La carta da gran signori che piaceva a Guttuso

A inventare la carta fu un cinese: un ingegnoso eunuco di nome Ts’ai Lun, colto dignitario di corte della dinastia Han. Fu a lui che venne l’idea, testimonia un documento del 105, di «impiegare scorze d’albero, detriti di canapa, vecchi stracci e reti da pesca per fare la carta». Il primato di aver sviluppato filigrane pregiatissime in Italia spetta invece ad Amalfi. Carta straccia, carta genovescha , carta bambace, carta di Napoli e carta bianchetta: nel XIII secolo nella valle dei Mulini è un gran produrre di fogli morbidi come il cotone e trasparenti come la pergamena, impastati con l’acqua dei mulini, almeno venti nel ’600. Poi fu il tramonto: difficile competere con i costi della produzione meccanizzata; impossibile smerciare da una valle difficile da raggiungere, lontana dai reticoli viari e ferroviari. L’ultimo colpo dell’industria cartaria fu inferto dall’alluvione del novembre 1954, cui sopravvissero pochissimi impianti.

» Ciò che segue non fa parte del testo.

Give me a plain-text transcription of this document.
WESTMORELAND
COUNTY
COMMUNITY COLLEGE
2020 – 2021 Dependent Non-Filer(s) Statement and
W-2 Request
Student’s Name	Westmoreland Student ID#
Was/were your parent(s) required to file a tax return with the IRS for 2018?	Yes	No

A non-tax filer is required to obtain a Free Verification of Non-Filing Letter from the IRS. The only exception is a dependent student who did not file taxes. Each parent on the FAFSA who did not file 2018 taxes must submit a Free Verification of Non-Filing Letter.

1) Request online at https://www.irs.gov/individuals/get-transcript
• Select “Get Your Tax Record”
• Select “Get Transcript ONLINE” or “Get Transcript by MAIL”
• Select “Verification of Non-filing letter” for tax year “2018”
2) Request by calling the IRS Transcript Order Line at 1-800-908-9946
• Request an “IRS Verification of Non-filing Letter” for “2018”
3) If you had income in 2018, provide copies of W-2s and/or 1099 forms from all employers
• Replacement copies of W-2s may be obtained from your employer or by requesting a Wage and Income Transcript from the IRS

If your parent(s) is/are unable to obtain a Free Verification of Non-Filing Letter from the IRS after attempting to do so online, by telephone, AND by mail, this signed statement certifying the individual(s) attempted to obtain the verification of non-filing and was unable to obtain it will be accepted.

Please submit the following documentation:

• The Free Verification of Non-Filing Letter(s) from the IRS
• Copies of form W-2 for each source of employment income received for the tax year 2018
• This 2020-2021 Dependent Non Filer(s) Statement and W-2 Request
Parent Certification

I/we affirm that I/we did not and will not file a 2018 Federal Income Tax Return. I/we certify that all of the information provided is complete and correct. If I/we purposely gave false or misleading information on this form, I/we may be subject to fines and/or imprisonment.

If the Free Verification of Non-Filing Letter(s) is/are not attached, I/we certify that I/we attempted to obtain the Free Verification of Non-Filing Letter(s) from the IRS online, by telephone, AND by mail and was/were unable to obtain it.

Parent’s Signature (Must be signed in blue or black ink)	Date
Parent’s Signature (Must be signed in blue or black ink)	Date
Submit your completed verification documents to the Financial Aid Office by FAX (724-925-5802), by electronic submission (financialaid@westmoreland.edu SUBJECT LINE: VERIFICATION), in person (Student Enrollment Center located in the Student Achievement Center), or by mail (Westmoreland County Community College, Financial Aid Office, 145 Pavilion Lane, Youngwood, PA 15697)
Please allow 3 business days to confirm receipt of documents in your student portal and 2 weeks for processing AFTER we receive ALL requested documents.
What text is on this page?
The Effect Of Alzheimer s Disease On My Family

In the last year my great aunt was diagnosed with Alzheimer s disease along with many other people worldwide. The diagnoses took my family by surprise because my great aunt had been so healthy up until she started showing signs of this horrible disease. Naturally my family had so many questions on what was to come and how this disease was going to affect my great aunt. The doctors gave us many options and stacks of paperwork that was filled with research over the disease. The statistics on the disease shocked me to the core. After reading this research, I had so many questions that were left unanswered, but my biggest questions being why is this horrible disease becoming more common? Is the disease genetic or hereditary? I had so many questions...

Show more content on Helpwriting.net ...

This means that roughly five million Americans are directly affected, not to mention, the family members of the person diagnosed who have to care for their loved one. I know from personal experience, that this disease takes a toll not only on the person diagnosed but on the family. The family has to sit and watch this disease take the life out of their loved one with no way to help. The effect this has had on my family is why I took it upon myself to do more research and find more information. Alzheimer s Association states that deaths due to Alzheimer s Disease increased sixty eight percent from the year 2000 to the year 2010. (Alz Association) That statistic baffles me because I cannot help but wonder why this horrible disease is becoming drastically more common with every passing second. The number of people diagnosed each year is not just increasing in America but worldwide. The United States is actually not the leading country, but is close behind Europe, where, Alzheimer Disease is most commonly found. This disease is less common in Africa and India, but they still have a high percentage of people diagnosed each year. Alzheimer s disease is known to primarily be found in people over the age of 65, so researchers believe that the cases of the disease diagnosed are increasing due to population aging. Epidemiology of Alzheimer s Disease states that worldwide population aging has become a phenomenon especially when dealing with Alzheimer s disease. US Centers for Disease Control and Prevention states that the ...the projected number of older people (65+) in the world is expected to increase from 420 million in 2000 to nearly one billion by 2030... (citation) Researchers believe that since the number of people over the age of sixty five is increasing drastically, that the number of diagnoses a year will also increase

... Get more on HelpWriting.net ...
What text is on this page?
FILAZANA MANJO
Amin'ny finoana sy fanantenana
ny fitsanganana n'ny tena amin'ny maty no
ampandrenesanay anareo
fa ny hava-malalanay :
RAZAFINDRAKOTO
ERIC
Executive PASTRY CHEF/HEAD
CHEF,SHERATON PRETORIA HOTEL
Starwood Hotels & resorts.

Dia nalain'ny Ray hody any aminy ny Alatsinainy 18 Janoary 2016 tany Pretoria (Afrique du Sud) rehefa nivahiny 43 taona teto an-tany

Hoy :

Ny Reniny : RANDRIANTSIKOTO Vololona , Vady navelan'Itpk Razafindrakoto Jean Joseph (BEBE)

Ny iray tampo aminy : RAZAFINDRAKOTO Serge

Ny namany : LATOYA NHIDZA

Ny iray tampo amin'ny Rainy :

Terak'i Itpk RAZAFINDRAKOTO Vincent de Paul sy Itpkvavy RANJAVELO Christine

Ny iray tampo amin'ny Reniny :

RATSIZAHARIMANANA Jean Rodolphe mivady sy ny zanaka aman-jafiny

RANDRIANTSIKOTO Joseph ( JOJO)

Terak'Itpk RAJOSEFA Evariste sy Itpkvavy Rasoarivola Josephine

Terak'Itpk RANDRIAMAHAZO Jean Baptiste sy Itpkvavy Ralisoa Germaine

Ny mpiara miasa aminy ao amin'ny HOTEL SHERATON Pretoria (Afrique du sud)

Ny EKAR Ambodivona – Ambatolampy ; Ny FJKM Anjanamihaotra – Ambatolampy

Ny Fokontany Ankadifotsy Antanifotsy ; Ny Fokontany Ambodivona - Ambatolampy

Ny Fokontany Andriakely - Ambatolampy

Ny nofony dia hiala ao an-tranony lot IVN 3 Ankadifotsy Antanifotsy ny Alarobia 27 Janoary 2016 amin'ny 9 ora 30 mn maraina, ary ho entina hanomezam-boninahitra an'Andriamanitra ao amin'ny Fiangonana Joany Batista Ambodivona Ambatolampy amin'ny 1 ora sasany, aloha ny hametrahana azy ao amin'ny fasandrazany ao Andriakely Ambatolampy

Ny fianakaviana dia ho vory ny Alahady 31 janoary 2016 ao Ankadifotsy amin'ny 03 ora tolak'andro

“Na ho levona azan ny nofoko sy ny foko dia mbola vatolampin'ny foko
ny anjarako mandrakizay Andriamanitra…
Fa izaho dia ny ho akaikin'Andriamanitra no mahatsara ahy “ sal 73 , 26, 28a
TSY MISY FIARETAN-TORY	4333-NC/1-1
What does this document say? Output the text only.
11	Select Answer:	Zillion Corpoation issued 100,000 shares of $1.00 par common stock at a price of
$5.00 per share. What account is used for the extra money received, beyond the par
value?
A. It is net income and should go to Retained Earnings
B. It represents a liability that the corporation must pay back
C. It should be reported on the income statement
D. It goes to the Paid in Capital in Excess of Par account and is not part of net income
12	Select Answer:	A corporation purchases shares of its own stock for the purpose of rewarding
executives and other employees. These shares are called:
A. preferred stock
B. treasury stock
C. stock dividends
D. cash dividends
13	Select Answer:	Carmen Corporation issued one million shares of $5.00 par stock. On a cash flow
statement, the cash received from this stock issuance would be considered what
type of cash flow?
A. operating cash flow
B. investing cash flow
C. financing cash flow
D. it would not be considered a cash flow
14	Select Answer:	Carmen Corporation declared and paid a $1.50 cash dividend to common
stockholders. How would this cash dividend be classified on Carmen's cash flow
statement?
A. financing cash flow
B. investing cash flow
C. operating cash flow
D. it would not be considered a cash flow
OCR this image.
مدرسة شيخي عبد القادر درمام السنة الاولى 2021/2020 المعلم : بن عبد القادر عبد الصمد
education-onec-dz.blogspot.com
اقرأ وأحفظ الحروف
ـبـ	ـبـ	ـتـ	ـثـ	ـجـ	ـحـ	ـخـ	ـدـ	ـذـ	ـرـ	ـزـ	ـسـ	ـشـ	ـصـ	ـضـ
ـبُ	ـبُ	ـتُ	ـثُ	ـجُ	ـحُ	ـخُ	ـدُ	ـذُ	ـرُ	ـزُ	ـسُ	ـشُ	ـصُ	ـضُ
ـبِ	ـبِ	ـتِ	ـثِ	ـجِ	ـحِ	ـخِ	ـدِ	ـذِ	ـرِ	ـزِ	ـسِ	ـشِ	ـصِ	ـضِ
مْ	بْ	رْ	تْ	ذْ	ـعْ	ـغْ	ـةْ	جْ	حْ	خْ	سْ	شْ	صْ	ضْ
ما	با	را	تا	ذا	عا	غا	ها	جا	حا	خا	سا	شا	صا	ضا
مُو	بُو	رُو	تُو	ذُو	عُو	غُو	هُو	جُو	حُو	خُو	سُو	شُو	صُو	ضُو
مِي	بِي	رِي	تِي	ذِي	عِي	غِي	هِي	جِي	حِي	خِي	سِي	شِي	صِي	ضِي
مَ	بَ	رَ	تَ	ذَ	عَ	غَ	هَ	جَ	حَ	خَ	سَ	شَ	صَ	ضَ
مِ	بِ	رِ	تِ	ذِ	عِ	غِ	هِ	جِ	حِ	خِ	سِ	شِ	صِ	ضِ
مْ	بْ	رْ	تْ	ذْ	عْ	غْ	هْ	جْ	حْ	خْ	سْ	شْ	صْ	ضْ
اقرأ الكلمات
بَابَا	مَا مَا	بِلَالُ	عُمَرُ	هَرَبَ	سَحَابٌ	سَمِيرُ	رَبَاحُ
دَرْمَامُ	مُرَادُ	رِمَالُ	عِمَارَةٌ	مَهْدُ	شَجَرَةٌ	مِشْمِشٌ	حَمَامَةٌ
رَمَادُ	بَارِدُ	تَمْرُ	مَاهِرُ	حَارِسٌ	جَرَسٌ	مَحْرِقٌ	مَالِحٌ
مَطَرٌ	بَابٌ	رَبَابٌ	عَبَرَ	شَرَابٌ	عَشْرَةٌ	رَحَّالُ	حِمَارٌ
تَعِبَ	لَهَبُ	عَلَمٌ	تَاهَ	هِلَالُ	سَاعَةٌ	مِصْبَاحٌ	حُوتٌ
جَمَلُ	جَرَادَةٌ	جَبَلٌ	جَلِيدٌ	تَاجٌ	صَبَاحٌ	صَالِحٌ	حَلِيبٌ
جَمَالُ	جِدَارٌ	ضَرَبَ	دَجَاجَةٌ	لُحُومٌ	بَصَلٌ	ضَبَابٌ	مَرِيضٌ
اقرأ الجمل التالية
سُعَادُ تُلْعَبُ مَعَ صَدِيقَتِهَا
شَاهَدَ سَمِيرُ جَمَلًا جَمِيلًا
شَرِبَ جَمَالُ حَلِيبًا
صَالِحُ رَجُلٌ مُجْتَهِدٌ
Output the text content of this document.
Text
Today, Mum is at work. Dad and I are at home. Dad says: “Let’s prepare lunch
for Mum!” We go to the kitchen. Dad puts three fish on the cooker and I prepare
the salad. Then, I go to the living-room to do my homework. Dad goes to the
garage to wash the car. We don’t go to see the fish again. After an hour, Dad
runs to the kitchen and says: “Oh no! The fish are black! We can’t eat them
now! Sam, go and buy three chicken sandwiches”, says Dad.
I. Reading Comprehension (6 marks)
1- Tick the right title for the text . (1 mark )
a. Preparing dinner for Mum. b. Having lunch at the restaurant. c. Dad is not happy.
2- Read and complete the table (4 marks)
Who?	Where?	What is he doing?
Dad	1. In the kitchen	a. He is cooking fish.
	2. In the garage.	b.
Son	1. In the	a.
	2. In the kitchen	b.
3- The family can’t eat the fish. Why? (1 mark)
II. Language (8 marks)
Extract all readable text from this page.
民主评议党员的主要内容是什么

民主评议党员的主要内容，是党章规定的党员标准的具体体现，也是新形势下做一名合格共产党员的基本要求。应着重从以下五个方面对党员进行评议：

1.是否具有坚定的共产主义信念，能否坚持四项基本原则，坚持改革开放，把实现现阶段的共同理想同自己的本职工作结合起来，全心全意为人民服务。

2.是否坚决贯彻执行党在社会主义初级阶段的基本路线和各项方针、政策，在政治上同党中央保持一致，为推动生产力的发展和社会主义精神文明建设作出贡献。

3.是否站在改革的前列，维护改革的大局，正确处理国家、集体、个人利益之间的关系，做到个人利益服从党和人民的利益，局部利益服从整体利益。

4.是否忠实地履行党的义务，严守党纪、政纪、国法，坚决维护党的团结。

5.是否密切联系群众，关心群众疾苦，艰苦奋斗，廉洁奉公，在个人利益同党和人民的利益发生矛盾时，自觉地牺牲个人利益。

Nella valle dei Mulini, a ponte sul fiume Canneto da oltre 500 anni, è però sopravvissuta la cartiera Amatruda, capitanata, fino al ’79, da Luigi Amatruda, cartaio da sette generazioni. A lui, dopo il periodo di crisi tra gli anni Venti e gli anni Cinquanta, si deve il ritorno alla produzione della carta «forma in tondo», fatta foglio per foglio, con i bordi intonsi, mai tagliati. Senza di lui, la vera, pregiata, carta d’Amalfi sarebbe rimasta solo nella memoria degli anziani. Oggi tocca alle figlie Teresa e Antonietta continuare il lavoro di papà Luigi, difendendo la carta d’Amalfi dalle imitazioni, al punto che da qualche anno il marchio è contraddistinto dal cognome Amatruda. «Dopo tanti secoli — spiega Antonietta — il processo di lavorazione a mano Amatruda è quasi immutato. Anticamente si usavano gli stracci di lino e di cotone, i più pregiati, oppure di canapa; oggi la cellulosa di pioppo e di acero, oppure quella di cotone ricavata dai linters di cotone, la parte che avvolge il seme dopo la raccolta del fiocco. Per il resto, non è cambiato praticamente nulla: la materia prima viene spappolata, cioè unita all’acqua, e passata nella pila olandese, un macchinario dell’Ottocento composto da un rotore e da una piattina, le lame che servono per tagliare le fibre e ridurle in poltiglia. Poi vengono calate le forme, che hanno la bordura in legno e la filigrana nel mezzo, per impregnarle di impasto. Una volta sgocciolata l’acqua, ogni foglio viene trasferito su un feltro di lana e messo sotto pressa per eliminare l’acqua superflua. Staccati uno per uno dai feltri, i fogli vengono infine passati all’asciugatura ad aria».
Alla cartiera Amatruda, sopra il centro storico di Amalfi, tutto sembra rimasto come un tempo: al primo piano si fabbrica la carta, al secondo si stocca. Il capriccio del filo d’acqua in margine fa sì che un foglio non sia mai uguale a un altro; la qualità dell’impasto e il disegno della trama impresso dal traliccio conferiscono a ogni foglio una personalità unica. «Il nostro — sottolinea Antonietta — è un prodotto di nicchia; va avanti solo se di qualità. Artisti ed editori celebri hanno scelto la nostra carta, come Renato Guttuso e l’editore Mardesteig, tipografo di Gabriele D’Annunzio. Ma produciamo anche album da disegno e acquerello, biglietti da visita, carta da lettera e partecipazioni. Per noi, ogni momento, deve essere unico».